• S comme SUETTE

    La suette sévit à Frouzins en 1782 d’après les dires de Monsieur de Gilède-Pressac, curé de Frouzins.

    Il s’agit d’une « maladie contagieuse qui affligea grande partie du royaume. Il mourut beaucoup de monde et aux environs de notre paroisse ».

    « L'on fut obligé d'approuver tous les prêtres de la ville pour confesser. Les prêtres des paroisses n'étaient occupés que de porter le Viatique et l'Extrème-Onction. A peine étaient-ils sortis d'une maison que l'on les conduisait chez les autres malades. Comme l'on n'avait jamais connu une telle maladie et que l'on ne connaissait point les remèdes qu'il fallait y appliquer, c'est ce qui fut cause d'une si grande mortalité ».

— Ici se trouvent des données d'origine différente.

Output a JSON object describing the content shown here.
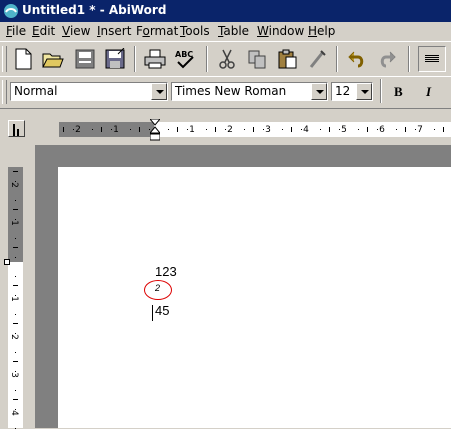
{
  "window": {
    "title": "Untitled1 * - AbiWord"
  },
  "menu": [
    {
      "label": "File",
      "ul": "F",
      "rest": "ile"
    },
    {
      "label": "Edit",
      "ul": "E",
      "rest": "dit"
    },
    {
      "label": "View",
      "ul": "V",
      "rest": "iew"
    },
    {
      "label": "Insert",
      "ul": "I",
      "rest": "nsert"
    },
    {
      "label": "Format",
      "ul": "",
      "pre": "F",
      "mid": "o",
      "post": "rmat"
    },
    {
      "label": "Tools",
      "ul": "T",
      "rest": "ools"
    },
    {
      "label": "Table",
      "ul": "T",
      "rest": "able"
    },
    {
      "label": "Window",
      "ul": "W",
      "rest": "indow"
    },
    {
      "label": "Help",
      "ul": "H",
      "rest": "elp"
    }
  ],
  "toolbar": {
    "style": "Normal",
    "font": "Times New Roman",
    "size": "12",
    "bold": "B",
    "italic": "I"
  },
  "ruler": {
    "h_labels": [
      "2",
      "1",
      "1",
      "2",
      "3",
      "4",
      "5",
      "6",
      "7"
    ],
    "v_labels": [
      "2",
      "1",
      "1",
      "2",
      "3",
      "4"
    ]
  },
  "document": {
    "line1": "123",
    "line2": "2",
    "line3": "45"
  }
}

    « On suait beaucoup et l'on croyait devoir se tenir en couvert. On défendait même de prendre l'air, de sorte qu'à force de sueurs et de chaud l'on s'étouffait. L'on prenait même la précaution de coudre les draps du lit pour ne point prendre l'air. — Cette maladie cessa quand on connut l'abus de tant de précautions et lorsqu'on ordonna aux malades de se faire saigner et de purifier l'air de la chambre. Pour lors la maladie cessa. La peur qui avait saisi les esprits fit mourir beaucoup de monde ».

     

    Le curé de St Germier de Muret, où la suette s’est également abattu a catégorisé la suette en 3 classes :

    « La première était supportable et n'empêchait pas autrement d'agir.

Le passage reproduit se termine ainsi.